I tried to prove it by induction and permuting but I think it is a wrong way.
The definitions of this elements are given in "the incompleteness phenomenon" which is a Haim Judah's book
Let $\cal{L}$ be a language, $\cal{M}$ a model for $\cal{L}$
$\tau$ is an M-term if one of the following conditions hold:
(i) $\tau$ is a constant in the language $\cal{L}$
(ii) $\tau$ is a variable.
(iii) there is an n-ary function symbol F in $\cal{L}$ and M-terms
 $\tau_1$, ... ,  $\tau_n$ such that  $\tau = F( \tau_1, ... ,  \tau_n)$
(iv) $\tau$ is an element of M.
Thus, M-terms are defined like terms, but we also allow elements of the universe of $\cal{M}$ to be used as blocks.
an M-term is closed if it does not contain any variables.
I have proved the case $\tau$ constant, $\tau$ variable, but the third one I don't know to do it
 A: For $\mu$ an $\mathcal M$-term from cases $\rm(i)$ and $\rm(iv)$, we observe that $x$ nor $y$ occurs in $\mu$, so that $$\mu = \mu(x/\sigma)(y/\tau)=\mu(x/\sigma,y/\tau)=\mu(y/\tau)(x/\sigma)$$
Likewise for $\mu$ a variable that is not $x$ or $y$. If $\mu = x$, then:


*

*$\mu(y/\tau) = \mu$, so $\mu(y/\tau)(x/\sigma) = \sigma$;

*$\mu(x/\sigma) = \sigma$, and $y$ does not occur in $\sigma$, so $\sigma(y/\tau)=\sigma$. Hence $\mu(x/\sigma)(y/\tau) = \sigma$;

*$\mu(x/\sigma,y/\tau)=\sigma$


Mutatis mutandis, we deal with $\mu = y$. This concludes case $\rm(iii)$ in our proof by structural induction.
Finally, we turn to $\rm(iv)$, which is the only "inductive" clause.

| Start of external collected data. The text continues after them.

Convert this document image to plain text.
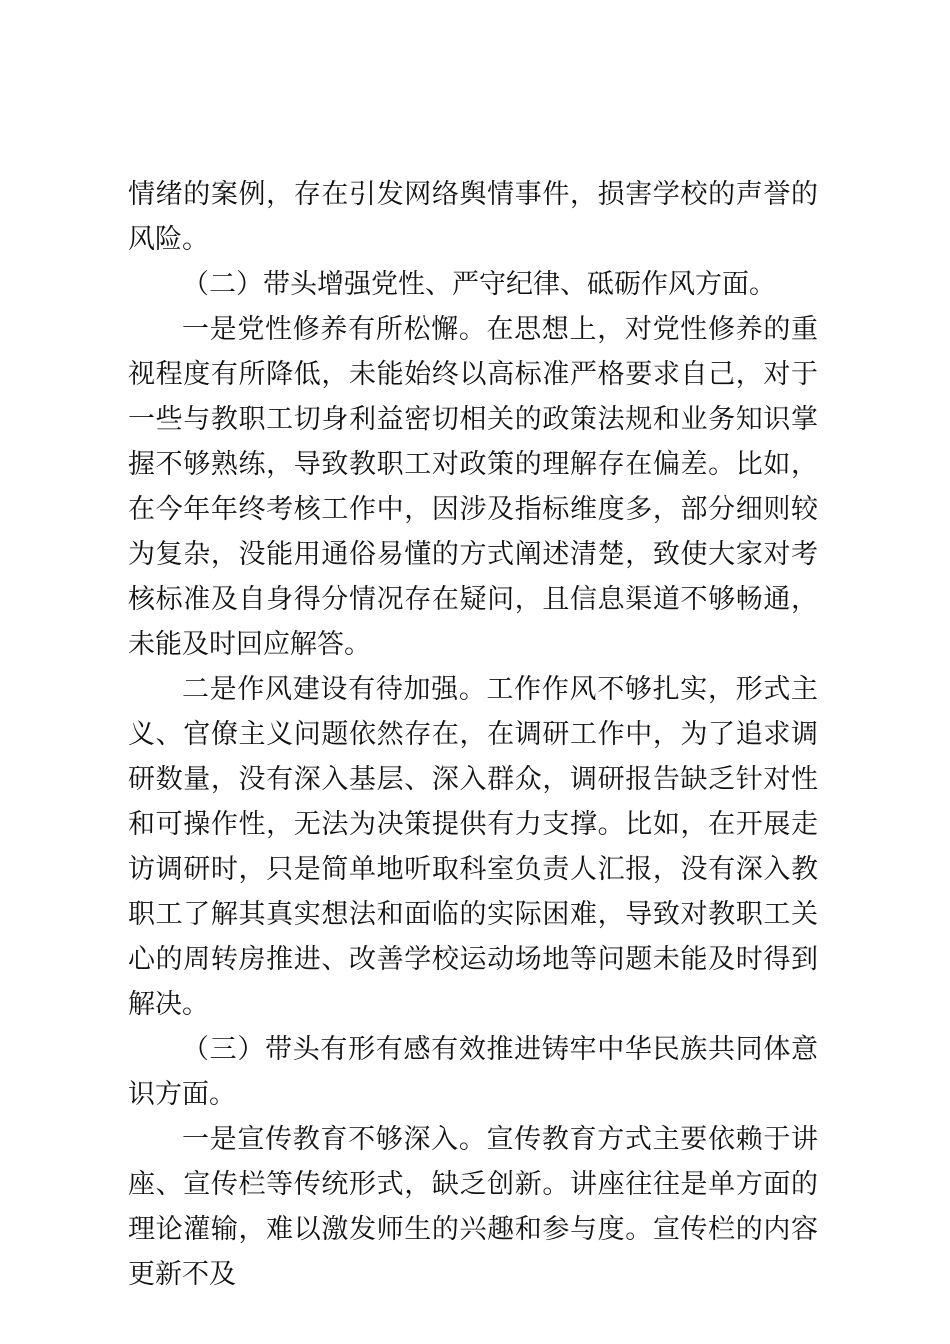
情绪的案例，存在引发网络舆情事件，损害学校的声誉的风险。

（二）带头增强党性、严守纪律、砥砺作风方面。

一是党性修养有所松懈。在思想上，对党性修养的重视程度有所降低，未能始终以高标准严格要求自己，对于一些与教职工切身利益密切相关的政策法规和业务知识掌握不够熟练，导致教职工对政策的理解存在偏差。比如，在今年年终考核工作中，因涉及指标维度多，部分细则较为复杂，没能用通俗易懂的方式阐述清楚，致使大家对考核标准及自身得分情况存在疑问，且信息渠道不够畅通，未能及时回应解答。

二是作风建设有待加强。工作作风不够扎实，形式主义、官僚主义问题依然存在，在调研工作中，为了追求调研数量，没有深入基层、深入群众，调研报告缺乏针对性和可操作性，无法为决策提供有力支撑。比如，在开展走访调研时，只是简单地听取科室负责人汇报，没有深入教职工了解其真实想法和面临的实际困难，导致对教职工关心的周转房推进、改善学校运动场地等问题未能及时得到解决。

（三）带头有形有感有效推进铸牢中华民族共同体意识方面。

一是宣传教育不够深入。宣传教育方式主要依赖于讲座、宣传栏等传统形式，缺乏创新。讲座往往是单方面的理论灌输，难以激发师生的兴趣和参与度。宣传栏的内容更新不及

The result will follow from the lemma that:
$$F(\tau_1,\ldots,\tau_n)\,(\vec x/\vec\sigma) = F(\tau_1(\vec x/\vec\sigma),\ldots,\tau_n(\vec x/\vec\sigma))$$
(after which the induction hypothesis can be applied to each of $\tau_1,\ldots, \tau_n$). Depending on the desired level of formality and the definitions used, this lemma can be:


*

*dismissed/glossed over as "obvious";

*justified by saying "each variable in $F(\dots)$ must occur in one of the $\tau_i$";

*proved meticulously by unfolding the definition of substitution;

*the definition of substitution itself, for terms of the form $F(\dots)$.


Since most books/notes don't bother to give a very rigorous definition of "substitution" beyond "replacing all occurrences", I suspect that the second bullet is most suited to your situation.